I am not going to say anything about senioritis because I was ready to get out of there and I'm sure you are too; however, in your last months living at home you should take advantage of the luxuries you will not have in a college dorm. The part of college seen in movies is great, the rest of it is incredibly inconvenient. It is better to come to terms with this While you still have plenty of time to prepare and enjoy yourself.

Perhaps one of the most annoying examples is the shower. Enjoy your hot, barefoot showers now because soon enough you will have no water pressure and a drain clogged with other people's hair. Enjoy touching your feet to the floor in the shower and the bathroom because though it seems weird, it's a small thing taken away from you in college when you have to wear shoes everywhere.

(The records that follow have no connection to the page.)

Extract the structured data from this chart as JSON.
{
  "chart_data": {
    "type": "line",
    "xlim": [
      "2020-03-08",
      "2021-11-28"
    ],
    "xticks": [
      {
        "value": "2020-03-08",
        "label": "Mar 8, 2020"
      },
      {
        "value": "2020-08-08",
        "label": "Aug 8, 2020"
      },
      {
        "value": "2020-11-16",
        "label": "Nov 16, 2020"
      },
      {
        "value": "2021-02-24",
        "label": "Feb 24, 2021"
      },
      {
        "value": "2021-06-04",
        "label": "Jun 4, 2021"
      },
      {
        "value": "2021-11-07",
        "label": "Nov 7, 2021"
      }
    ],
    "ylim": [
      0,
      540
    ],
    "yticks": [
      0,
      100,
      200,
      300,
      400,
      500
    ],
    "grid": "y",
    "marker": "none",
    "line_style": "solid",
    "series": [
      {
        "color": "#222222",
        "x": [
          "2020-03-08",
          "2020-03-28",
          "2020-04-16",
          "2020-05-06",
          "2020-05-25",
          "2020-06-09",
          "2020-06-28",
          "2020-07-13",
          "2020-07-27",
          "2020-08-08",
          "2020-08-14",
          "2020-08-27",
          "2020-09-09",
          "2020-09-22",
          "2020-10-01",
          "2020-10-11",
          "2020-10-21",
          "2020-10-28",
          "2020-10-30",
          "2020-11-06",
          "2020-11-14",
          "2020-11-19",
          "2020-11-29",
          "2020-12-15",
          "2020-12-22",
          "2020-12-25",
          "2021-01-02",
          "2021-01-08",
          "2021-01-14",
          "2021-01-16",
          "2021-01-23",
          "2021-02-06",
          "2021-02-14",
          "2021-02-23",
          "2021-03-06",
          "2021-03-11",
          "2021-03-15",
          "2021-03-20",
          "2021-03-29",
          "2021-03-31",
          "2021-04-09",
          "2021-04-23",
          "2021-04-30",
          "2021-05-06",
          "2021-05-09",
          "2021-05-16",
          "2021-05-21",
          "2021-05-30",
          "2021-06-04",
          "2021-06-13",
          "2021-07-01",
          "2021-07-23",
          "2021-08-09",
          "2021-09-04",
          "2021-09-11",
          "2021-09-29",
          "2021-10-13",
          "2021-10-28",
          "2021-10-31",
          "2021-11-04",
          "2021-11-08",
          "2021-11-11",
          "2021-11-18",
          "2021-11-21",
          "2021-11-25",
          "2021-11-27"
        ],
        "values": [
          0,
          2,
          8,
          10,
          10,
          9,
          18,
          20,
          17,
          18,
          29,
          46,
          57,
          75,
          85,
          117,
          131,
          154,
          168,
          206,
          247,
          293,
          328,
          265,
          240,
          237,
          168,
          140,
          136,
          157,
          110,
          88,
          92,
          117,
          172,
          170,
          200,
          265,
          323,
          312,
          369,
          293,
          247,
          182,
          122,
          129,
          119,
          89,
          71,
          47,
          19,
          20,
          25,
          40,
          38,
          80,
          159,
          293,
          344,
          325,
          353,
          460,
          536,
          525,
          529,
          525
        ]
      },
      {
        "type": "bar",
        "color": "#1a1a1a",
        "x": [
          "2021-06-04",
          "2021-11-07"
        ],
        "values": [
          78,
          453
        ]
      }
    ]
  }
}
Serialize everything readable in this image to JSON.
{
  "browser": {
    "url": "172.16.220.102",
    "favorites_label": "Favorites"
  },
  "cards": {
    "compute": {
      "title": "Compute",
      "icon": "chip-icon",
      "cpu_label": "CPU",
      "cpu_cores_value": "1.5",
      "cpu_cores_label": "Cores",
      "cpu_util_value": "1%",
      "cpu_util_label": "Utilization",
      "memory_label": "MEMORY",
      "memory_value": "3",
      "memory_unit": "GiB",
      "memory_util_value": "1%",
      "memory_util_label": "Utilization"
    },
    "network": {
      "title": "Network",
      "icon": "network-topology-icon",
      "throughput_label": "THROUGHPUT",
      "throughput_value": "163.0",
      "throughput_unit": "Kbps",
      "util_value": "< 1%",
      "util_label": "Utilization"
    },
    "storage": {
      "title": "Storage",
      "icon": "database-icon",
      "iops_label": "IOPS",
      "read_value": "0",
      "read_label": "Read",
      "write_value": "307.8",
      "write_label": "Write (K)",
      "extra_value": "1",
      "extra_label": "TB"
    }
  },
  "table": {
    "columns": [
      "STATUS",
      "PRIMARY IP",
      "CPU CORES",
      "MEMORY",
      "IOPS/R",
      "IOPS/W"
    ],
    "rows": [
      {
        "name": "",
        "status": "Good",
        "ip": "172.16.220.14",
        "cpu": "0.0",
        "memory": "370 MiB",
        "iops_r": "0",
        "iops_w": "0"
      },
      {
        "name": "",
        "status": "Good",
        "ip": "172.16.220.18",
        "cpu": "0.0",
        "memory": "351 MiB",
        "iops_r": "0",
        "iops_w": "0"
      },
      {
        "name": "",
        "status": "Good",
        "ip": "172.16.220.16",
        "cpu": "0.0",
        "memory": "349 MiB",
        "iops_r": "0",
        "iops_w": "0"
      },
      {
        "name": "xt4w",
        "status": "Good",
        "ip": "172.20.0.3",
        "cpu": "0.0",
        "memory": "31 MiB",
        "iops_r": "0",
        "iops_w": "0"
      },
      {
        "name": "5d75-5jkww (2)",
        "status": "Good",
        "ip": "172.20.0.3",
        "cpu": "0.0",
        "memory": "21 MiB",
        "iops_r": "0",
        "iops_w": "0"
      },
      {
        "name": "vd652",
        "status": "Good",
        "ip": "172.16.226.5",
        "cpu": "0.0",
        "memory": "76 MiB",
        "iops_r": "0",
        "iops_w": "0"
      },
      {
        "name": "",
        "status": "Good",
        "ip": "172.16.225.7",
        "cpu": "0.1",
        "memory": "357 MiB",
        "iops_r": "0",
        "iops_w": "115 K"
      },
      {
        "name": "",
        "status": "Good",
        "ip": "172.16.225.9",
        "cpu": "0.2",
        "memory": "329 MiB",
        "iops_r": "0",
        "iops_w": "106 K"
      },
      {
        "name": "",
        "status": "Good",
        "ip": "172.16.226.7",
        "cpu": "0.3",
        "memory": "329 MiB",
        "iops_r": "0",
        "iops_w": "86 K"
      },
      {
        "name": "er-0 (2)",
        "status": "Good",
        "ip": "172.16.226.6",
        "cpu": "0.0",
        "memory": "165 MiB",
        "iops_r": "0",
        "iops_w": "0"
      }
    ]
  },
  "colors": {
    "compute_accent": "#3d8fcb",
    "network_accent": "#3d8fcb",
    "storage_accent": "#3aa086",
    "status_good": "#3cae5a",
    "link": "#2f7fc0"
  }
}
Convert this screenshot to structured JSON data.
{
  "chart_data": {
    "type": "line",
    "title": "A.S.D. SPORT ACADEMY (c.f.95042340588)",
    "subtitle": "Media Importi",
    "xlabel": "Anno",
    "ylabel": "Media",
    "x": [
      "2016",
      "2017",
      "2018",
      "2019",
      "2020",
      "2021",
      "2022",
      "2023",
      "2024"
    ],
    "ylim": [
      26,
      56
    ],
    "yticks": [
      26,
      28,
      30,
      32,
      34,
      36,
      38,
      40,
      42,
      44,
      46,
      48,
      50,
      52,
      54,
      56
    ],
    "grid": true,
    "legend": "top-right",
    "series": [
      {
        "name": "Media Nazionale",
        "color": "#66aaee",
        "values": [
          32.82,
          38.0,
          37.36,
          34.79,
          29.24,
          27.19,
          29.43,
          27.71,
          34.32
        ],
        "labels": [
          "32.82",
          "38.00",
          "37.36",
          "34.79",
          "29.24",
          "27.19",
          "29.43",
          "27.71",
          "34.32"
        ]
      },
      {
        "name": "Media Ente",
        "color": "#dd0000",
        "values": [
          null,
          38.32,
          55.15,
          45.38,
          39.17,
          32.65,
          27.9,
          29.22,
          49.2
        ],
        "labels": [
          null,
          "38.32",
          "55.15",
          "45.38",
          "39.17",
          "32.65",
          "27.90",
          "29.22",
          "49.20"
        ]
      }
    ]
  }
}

Enjoy your last summer with your friends. After this summer, any free time you take is a sacrifice. For example, if you want to go home for the summer after your freshman year and be with your friends, you have to sacrifice an internship. If you sacrifice an internship, you risk falling behind on your resume, and so on. I'm not saying you can't do that, but it is not an easy choice anymore.

Get organized. If you're like me you probably got good grades in high school by relying on your own mind. You think I can remember what I have to do for tomorrow. In college, it is much more difficult to live by memory. There are classes that only meet once or twice a week and meeting and appointments in between that are impossible to mentally keep straight. If you do not yet have an organizational system that works for you, get one.

I do not mean to sound pessimistic about school. College is great and you will meet a lot of people and make a lot of memories that will stick with you for most of your life. I'm just saying be ready.